Associate: Ashley, we will need 750 copies of the oncology newsletter printed and delivered to Radiation Oncology by this Monday, Oct. 7 at 7 p.m.
Designer: Ok. You will need 750 copies of the oncology newsletter printed and delivered to Radiation Oncology by Monday, Oct. 7 at 7 p.m.?
Associate: That is correct. 

Clarifying questions

At Michigan Medicine, you should know that it is OK for anyone to ask a question. If you are unsure, or you just want to be sure, ask. Everyone is encouraged to adapt this way of thinking in order to support each other and move the organization forward.

So when do you need to ask clarifying questions?

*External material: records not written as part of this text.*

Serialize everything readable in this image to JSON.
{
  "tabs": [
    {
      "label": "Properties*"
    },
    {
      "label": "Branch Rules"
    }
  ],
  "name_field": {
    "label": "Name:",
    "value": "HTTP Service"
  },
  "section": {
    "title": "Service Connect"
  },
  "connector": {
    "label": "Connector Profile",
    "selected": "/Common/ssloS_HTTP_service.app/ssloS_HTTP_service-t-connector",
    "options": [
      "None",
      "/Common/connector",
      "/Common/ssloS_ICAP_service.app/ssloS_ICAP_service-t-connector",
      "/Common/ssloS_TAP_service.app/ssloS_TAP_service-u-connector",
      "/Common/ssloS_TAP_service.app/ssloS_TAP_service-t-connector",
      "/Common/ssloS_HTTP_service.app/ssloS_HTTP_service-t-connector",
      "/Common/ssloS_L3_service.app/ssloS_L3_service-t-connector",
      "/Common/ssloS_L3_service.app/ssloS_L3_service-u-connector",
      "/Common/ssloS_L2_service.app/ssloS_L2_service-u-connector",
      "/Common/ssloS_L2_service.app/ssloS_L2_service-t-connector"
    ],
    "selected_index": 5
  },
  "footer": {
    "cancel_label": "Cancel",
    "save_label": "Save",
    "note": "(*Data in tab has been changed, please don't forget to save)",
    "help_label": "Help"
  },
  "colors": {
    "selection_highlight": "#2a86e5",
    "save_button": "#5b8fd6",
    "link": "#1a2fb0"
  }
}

  • When in high-risk situations
  • When information is incomplete
  • When information is ambiguous
  • When you are unsure

Good thinking starts with a questioning attitude. Ask the question in a polite, professional and helpful way. If asking a question of someone in a higher position, consider using the tool for Speak-Up for Safety.

Did you know?

1. Situational Awareness is a critical thinking skill that gives us the ability to anticipate future problems and notice existing problems.

2. Good communications are the best way to maintain situational awareness among team members and between units. The word communication comes from the word commune — to be as one, as in “one in thought.”

3. 31% of key activities leading to serious patient harm at Michigan Medicine were communication-related.